Although Stones Throw is Peanut Butter Wolf’s project, two artists, Madlib and J Dilla, have become the label’s faces, signifying the general Stones Throw aesthetic and the quality upon which its listeners have come to rely. Madlib, in his various incarnations, has been the label’s most prolific performer; J Dilla, after his untimely death last year, is maybe the label’s most praised (though Madlib is certainly no stranger to the seat of pop criticism’s pedestal). Together, Madlib and Dilla released one record, 2003’s Champion Sound and, fittingly, that album’s “The Red” commences Ten Years. When “The Red” was first released, it received a warm welcome on backpacker websites and in the underground hip hop community. And rightfully so: “The Red” was a powerful song, with J Dilla’s firm drums and Madlib’s sleepy raps volleying as if for match point; heightening the drama, a faint soul singer wailed in the background, cheering each return stroke. As Ten Years’ order suggests, however, “The Red” was only a beginning. Later works by Dilla and Madlib — 2006’s Donuts and 2004’s Madvillainy, respectively — would eventually overshadow Champion Sound, and other singles lurking in this Stones Throw collection, like Wildchild’s “Knicknack,” arguably deserve the same center court showcase once reserved for “The Red.”

Regardless of the merits of these Stones Throw staples, the two most interesting parts of Ten Years are not the hip-hop it has previously released. Rather, it is the music outside of the genre — recycled from their original formats here — and J. Rocc’s latest mixing that command the most attention. Stones Throw has been steadily releasing break records, ancient or newly performed recordings whose rhythms and instrumentation beg for a producer’s appropriation. Fabulous Souls’ “Take Me” and the Co-Real Artists’ “What About You” are two examples of Stones Throw’s taste for the historical, especially in the case of the Co-Real Artist’s fondness for the bongos. Meanwhile, current Stones Throw act Koushik, with his shoegazing atmospherics punctuated by a slap bass tone that sounds impossibly dated and current, provides a handful of sequences as sample-prone as Fabulous Souls’ drum kit, albeit to a more downtempo effect.

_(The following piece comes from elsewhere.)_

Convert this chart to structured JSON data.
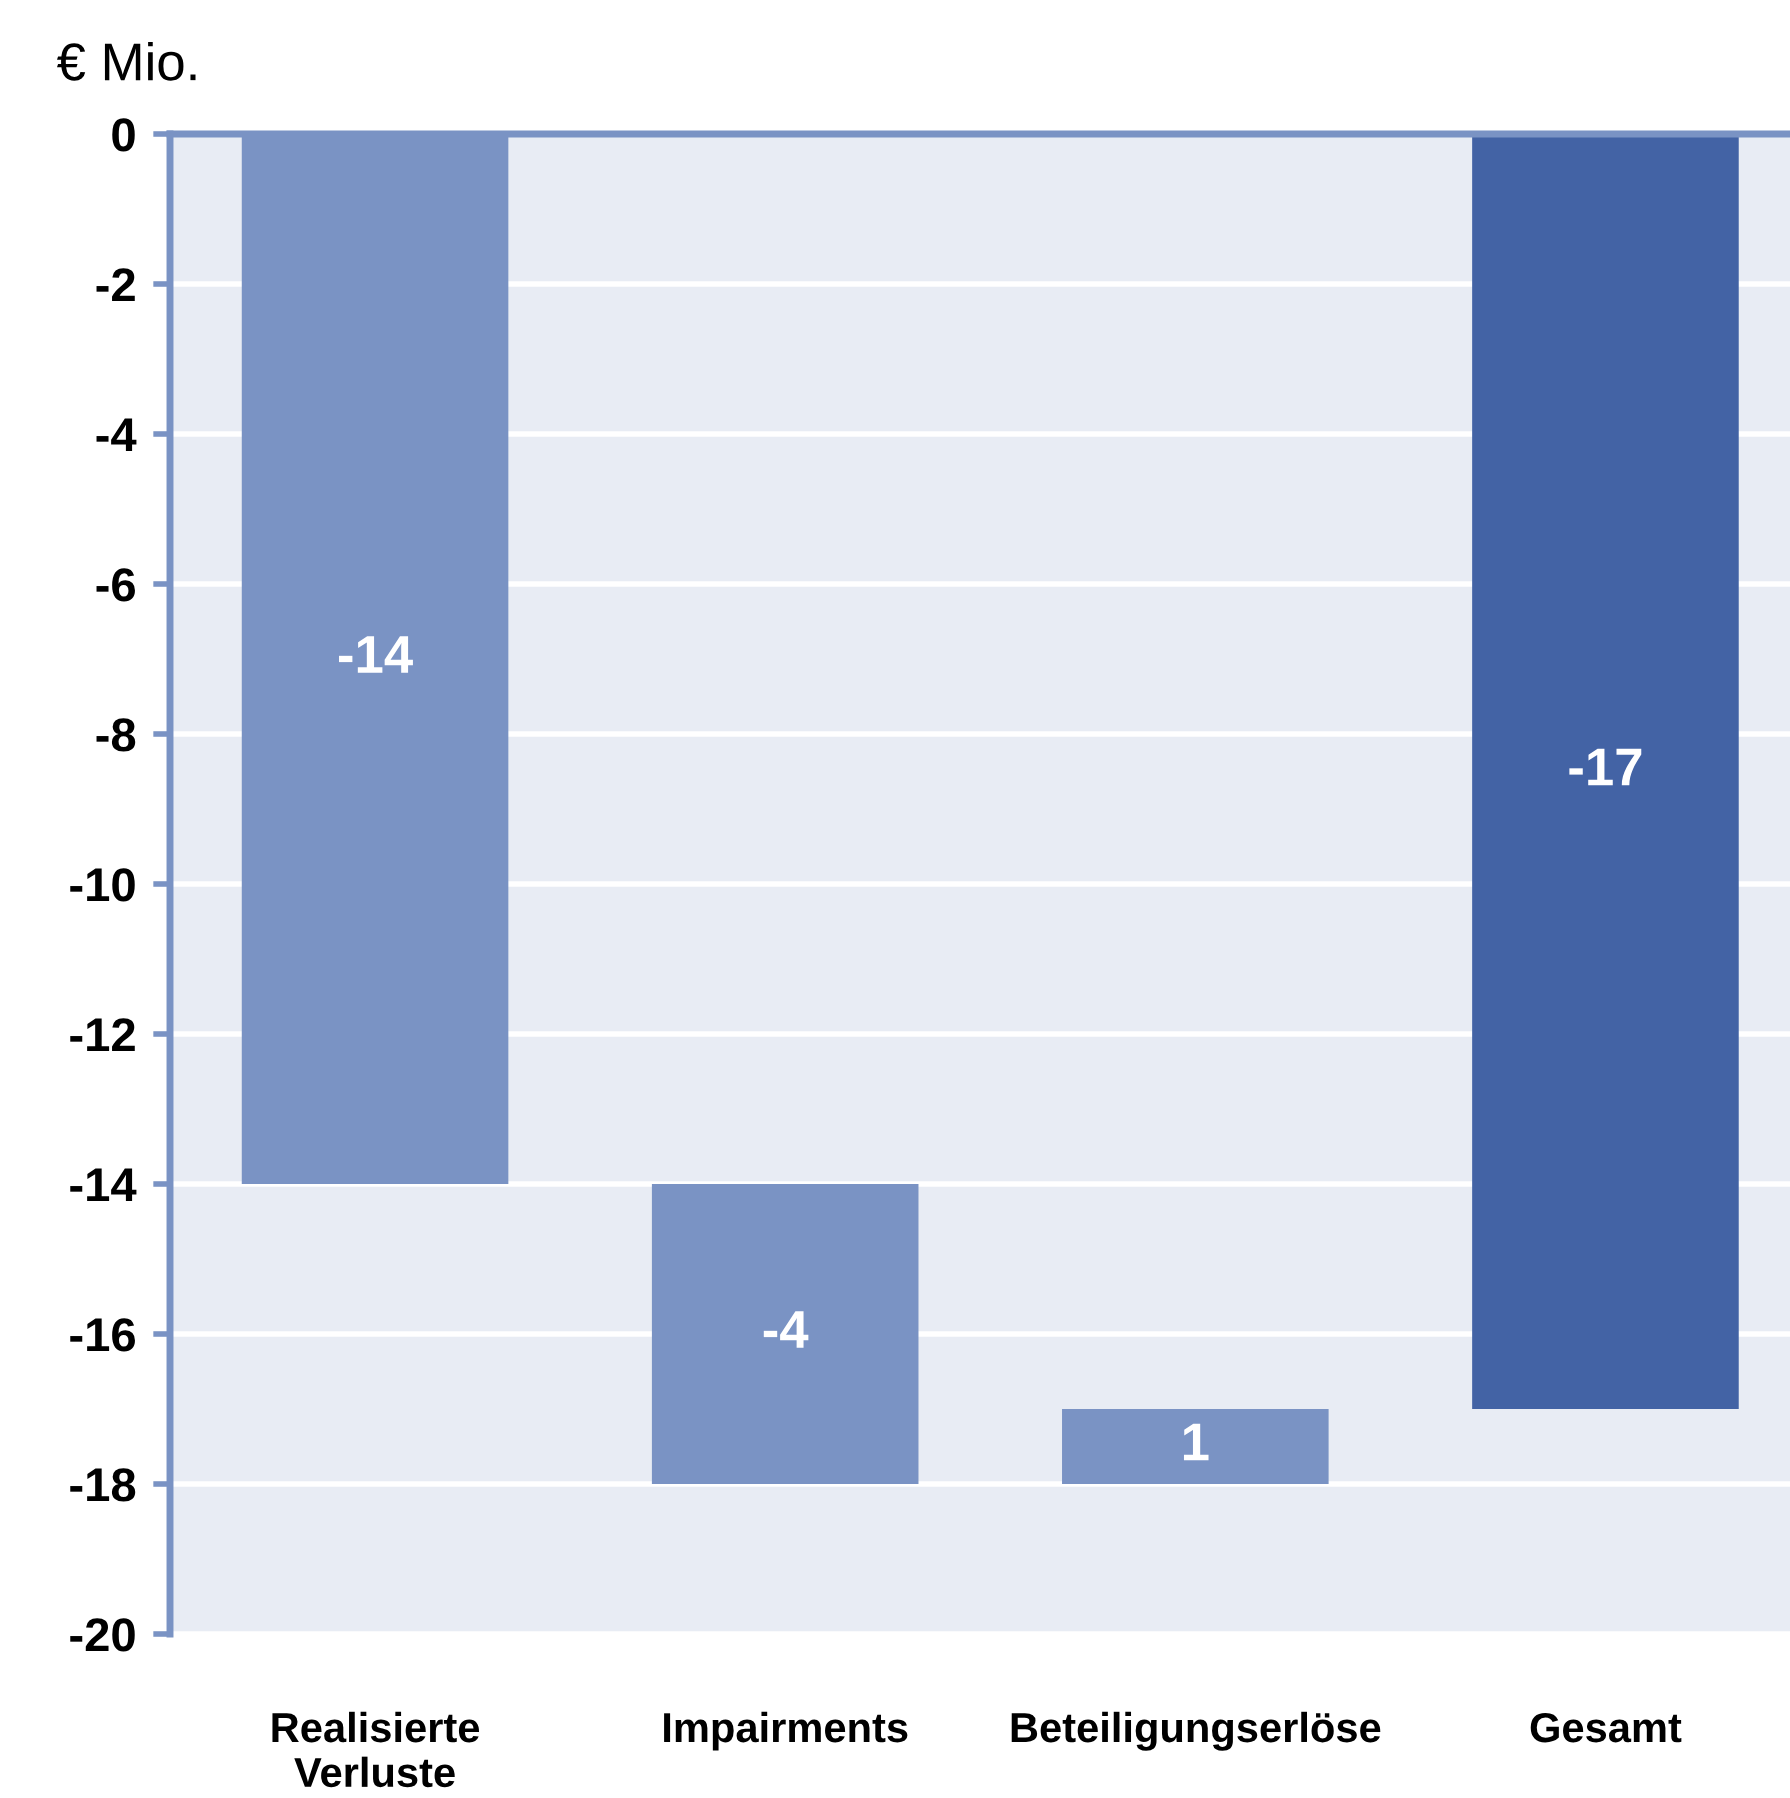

These songs fascinate like an open kitchen in a three-star restaurant, providing listeners with a view of the master’s tools and a finer appreciation for the delicacy bought and served. Whereas hip-hop producers have traditionally been averse to having their original sources revealed — the specter of intellectual property litigation seems to make even the most stoic hip-hopper weak in the knees — Stones Throw has taken an approach of transparency, releasing both the newest of hip-hop compositions as well as the pieces from which they are or may be composed. An optimist might champion this as a worthy supplement to listeners’ understanding of the art form. The cynic, on the other hand, might applaud this as a business model, as Stones Throw gets paid on the production and the reproduction. Surely, an MBA student has already written a case study on this by now.

Finally, the other part of Ten Years worth noting is the extra second disk, a new mix by J. Rocc, of Beat Junkies fame, weaving the 25 songs on Ten Years into a cohesive whole. After listening to J. Rocc’s mix and the original compilation, it is strange how without fading from and into other tracks, the songs on Ten Years feel naked when buttressed by seconds of silence. Ten Years’ songs, although independently significant, seem to make more sense and to be noticeably better when heard in the continuum of a DJ’s routine. It illuminates the shared attributes between the songs and displays their differences in well-defined contrast. And, insofar as Ten Years is historiography, plotting the narrative of this influential and increasingly vital record label, it tells a better story, with more arc and greater personality. For a label that began with the boastful storytelling of one Charizma 10 years ago, it seems only right to hear its music exhibited this way.